I'm struggling to find stuff not to like, to be honest - at least on paper.
I think the implementation of the LEC structures could be quite challenging - there's a lot of specialist expertise required for that to work. Presumably the specialists would be seconded from the REAs/NEA, but if there is strong demand to set these up then I imagine they'd end up needing quite a few of them.
Edit to add - I just had a look back through the comment chain, so adding some observations.
I don't think that renationalising the power grid is going to be particularly revolutionary. Public ownership of the grid is normal across much of Europe.
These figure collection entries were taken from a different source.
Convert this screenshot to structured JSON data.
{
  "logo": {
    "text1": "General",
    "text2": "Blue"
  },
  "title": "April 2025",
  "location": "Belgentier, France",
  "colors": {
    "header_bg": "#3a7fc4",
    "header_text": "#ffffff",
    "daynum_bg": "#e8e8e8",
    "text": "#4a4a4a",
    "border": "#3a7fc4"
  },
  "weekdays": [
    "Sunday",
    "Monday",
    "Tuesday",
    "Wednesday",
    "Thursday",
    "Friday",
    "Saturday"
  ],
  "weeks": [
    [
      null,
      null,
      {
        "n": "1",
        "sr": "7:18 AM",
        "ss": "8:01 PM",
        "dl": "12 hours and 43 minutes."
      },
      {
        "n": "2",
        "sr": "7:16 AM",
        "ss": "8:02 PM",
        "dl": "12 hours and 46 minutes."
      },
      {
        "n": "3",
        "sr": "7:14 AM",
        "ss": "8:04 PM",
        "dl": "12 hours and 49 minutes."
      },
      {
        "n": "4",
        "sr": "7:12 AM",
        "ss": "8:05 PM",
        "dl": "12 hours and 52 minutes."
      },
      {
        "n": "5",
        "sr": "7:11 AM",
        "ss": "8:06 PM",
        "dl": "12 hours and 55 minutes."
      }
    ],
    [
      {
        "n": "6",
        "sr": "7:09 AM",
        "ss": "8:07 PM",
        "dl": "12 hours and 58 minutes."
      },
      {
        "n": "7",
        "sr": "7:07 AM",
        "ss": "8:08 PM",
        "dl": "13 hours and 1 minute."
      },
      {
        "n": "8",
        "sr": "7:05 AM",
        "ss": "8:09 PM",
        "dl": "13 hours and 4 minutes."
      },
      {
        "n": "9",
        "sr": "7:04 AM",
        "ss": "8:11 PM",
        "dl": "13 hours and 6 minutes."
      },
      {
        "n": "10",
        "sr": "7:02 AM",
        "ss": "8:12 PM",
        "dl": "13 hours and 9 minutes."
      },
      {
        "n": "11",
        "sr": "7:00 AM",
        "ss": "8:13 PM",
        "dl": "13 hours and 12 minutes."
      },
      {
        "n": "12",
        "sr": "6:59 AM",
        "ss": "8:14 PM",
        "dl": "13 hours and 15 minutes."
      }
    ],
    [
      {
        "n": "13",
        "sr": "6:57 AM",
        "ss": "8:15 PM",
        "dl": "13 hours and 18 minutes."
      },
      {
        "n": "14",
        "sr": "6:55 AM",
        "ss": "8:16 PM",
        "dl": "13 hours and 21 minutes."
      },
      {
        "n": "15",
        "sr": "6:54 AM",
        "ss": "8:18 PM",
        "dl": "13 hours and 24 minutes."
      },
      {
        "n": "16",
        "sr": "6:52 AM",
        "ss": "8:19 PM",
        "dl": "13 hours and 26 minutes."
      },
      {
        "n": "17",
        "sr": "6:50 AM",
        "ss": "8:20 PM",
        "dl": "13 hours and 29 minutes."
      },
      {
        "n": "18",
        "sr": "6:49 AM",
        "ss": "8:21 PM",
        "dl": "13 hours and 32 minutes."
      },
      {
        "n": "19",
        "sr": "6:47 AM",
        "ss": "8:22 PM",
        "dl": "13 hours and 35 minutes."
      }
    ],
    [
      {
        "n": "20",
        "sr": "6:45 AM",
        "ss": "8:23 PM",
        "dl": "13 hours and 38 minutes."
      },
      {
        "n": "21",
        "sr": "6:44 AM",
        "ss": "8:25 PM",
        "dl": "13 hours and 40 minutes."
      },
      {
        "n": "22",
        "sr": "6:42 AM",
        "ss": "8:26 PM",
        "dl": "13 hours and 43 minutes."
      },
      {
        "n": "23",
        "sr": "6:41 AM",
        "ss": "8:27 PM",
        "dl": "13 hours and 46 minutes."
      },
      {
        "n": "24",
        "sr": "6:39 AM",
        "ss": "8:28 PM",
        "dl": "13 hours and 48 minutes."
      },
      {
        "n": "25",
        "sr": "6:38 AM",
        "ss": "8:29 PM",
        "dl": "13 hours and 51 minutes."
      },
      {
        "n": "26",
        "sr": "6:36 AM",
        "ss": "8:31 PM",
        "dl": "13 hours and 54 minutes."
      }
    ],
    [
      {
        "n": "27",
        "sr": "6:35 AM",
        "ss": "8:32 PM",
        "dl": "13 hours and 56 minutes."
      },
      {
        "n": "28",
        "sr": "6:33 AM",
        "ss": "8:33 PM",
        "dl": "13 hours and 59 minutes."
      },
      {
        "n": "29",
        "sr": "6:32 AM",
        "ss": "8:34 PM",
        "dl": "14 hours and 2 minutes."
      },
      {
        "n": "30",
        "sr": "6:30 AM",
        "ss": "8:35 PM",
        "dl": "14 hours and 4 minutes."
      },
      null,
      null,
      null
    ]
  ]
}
The proposed structure borrows some bits from the Nordic model, and some bits from the German model (where a lot of utilities are provided by municipal stadtwerke) - they're models that generally work reasonably well. I think that the focus on enabling greater renewables integration through lower costs, cheaper borrowing and greater coordination is overall pretty sensible. And it still leaves the task of developing competitive energy sources to the private sector, which IMHO is better at solving that particular problem.
I think where there may be tensions is when sections of the industry try to lobby for preferential treatment - what happens if a large local employer lobbies the local community to vote on REA budget proposals that favour the employer, but not the decarbonisation strategy?
But, I'm looking for potential flaws. Overall I think this will be perceived by the UK electorate as radical, but in a European context it's not, really.